Durch die kollaborativen Events, wie OKR Planning, Review, Retrospektive und wöchentliche OKR-Check-ins, werden darüber hinaus die Kommunikation innerhalb von Teams und zwischen Abteilungen gefördert sowie Feedbackwege verkürzt.

Purpose und intrinsische Motivation

Einfluss von OKRs und Purpose auf Agilität
Einfluss von OKRs und Purpose auf Agilität

Transparente Kommunikation hilft nur bedingt, wenn am Ende des Tages alle in unterschiedliche Richtungen laufen. Ein klarer Sinn und Zweck (Purpose) lässt alle Mitarbeitenden an einem Strang ziehen. Die in der Abbildung dargestellten “Purpose-Vektoren” neutralisieren sich nun nicht mehr gegenseitig, sondern sind gleich ausgerichtet und unterstützen einander, sodass sich das Unternehmen in Summe agiler und schneller auf seine Ziele zubewegen kann. Weiterhin kann die gemeinsame Entwicklung von gut formulierten OKRs in den Teams dazu führen, sich ihrer Arbeit und untereinander zugehöriger zu fühlen.
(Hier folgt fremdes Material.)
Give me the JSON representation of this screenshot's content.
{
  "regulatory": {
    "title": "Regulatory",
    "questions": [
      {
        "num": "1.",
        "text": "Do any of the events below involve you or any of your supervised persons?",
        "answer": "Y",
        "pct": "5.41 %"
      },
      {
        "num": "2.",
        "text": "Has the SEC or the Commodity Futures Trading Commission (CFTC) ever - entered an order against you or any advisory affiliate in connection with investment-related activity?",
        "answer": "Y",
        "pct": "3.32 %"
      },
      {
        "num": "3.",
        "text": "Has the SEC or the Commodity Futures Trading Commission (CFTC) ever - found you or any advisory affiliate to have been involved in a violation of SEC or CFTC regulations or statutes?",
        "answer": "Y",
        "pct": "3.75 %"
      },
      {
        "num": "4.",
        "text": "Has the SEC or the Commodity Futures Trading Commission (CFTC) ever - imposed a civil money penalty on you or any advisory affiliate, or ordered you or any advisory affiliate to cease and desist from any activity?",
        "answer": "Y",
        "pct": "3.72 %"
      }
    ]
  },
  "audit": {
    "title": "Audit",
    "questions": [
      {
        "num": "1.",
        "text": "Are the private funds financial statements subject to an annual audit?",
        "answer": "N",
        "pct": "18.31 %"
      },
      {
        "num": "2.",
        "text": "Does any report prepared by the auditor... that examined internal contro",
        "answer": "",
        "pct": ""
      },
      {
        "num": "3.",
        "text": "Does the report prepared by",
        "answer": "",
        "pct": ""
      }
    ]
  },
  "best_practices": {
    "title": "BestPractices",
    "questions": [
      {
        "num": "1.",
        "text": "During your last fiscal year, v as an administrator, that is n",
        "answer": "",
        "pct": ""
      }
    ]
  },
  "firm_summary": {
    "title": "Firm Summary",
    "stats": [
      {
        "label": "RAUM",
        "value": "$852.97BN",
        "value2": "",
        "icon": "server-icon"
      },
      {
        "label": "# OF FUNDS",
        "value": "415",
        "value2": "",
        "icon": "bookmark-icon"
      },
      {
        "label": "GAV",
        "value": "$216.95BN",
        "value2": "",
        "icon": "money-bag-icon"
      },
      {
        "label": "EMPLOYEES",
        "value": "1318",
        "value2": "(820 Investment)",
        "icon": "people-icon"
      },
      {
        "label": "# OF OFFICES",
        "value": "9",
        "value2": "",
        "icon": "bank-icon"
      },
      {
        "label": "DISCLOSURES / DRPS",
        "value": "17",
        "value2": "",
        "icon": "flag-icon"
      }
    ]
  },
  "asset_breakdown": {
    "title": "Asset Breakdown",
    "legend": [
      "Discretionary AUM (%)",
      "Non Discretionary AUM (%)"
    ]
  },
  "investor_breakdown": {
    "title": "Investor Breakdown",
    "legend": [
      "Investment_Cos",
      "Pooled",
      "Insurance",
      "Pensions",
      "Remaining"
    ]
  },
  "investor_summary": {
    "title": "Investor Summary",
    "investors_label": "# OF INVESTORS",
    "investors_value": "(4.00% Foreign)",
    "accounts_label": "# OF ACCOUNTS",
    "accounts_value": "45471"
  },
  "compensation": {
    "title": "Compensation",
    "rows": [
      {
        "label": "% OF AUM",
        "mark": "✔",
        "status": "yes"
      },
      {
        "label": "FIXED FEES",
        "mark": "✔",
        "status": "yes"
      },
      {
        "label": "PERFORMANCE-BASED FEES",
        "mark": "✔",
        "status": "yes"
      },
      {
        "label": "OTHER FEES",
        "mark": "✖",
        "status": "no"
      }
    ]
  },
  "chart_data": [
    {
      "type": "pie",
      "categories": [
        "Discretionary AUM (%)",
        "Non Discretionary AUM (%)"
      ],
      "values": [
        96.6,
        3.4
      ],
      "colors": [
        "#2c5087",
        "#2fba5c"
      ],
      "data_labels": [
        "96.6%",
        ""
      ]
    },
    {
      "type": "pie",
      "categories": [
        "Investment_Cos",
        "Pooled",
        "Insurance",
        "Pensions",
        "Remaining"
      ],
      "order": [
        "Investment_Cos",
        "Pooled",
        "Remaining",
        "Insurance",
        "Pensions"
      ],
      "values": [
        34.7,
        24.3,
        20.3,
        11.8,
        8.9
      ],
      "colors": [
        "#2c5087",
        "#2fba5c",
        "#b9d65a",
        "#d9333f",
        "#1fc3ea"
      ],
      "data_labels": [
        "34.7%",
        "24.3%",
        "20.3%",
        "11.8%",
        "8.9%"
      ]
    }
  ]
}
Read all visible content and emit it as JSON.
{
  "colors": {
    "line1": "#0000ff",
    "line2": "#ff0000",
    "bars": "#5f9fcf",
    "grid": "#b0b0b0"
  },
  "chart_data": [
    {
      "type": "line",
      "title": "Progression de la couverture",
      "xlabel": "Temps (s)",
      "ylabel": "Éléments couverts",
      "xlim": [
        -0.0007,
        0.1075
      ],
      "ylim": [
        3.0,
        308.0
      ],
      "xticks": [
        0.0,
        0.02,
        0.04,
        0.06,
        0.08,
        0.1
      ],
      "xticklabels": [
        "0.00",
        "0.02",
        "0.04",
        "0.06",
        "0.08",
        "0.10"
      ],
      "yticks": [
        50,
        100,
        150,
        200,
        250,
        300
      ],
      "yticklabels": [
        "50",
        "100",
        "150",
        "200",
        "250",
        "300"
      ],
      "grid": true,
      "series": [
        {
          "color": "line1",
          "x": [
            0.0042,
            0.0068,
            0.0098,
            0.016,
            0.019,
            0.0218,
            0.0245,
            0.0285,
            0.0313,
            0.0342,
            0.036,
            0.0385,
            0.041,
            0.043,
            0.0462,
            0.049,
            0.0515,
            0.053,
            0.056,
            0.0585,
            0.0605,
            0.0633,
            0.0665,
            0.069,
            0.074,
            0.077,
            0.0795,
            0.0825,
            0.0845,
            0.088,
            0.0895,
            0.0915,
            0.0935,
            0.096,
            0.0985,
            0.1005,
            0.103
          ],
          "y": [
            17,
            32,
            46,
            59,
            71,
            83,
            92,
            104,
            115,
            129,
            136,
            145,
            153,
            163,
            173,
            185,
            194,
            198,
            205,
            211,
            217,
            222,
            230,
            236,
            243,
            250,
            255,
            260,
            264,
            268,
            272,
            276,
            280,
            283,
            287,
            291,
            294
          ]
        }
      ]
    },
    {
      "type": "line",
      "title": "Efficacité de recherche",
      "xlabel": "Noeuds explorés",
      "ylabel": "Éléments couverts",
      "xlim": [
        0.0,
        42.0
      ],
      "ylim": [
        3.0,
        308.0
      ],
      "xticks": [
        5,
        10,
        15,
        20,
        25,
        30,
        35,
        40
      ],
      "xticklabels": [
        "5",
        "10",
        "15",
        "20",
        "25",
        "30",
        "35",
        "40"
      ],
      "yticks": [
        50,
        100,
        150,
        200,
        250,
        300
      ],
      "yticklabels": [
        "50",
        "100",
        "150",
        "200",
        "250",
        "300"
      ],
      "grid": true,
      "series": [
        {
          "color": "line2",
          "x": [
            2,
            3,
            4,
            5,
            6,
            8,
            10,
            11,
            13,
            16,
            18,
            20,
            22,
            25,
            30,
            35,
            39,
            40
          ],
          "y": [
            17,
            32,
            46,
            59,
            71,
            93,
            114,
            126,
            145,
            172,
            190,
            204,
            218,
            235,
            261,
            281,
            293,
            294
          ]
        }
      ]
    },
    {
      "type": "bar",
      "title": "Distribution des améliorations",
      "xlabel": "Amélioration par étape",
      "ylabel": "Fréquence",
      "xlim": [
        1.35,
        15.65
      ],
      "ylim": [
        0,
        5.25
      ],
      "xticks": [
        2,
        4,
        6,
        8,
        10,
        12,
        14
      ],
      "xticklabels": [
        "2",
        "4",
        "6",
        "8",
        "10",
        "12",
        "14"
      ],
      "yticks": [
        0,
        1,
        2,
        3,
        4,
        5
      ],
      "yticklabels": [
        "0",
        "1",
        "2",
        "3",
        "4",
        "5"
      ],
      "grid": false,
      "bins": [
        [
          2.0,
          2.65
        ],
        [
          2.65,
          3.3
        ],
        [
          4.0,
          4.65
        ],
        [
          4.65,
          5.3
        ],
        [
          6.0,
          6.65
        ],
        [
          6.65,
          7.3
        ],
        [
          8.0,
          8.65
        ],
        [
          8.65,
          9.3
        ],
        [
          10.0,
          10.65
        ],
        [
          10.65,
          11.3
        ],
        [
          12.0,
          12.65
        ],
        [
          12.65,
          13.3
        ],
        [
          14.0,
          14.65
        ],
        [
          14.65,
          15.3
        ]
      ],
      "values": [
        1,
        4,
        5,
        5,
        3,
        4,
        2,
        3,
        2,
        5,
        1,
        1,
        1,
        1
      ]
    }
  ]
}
Die Teams binden sich durch die intensive Auseinandersetzung mit der Strategie mehr und mehr an die Vision des Unternehmens, was zur intrinsischen Motivation bei der Arbeit führt.

Hinweis: Wenn hier top-down delegiert wird, verliert man sowohl den Vorteil des sinnstiftenden Zwecks als auch den der intrinsischen Motivation.

Autonomie und Selbstverantwortung

Ein weiterer Vorteil des OKR-Frameworks ist sein Effekt auf die Agilität eines Unternehmens durch mehr Autonomie und Selbstverantwortung.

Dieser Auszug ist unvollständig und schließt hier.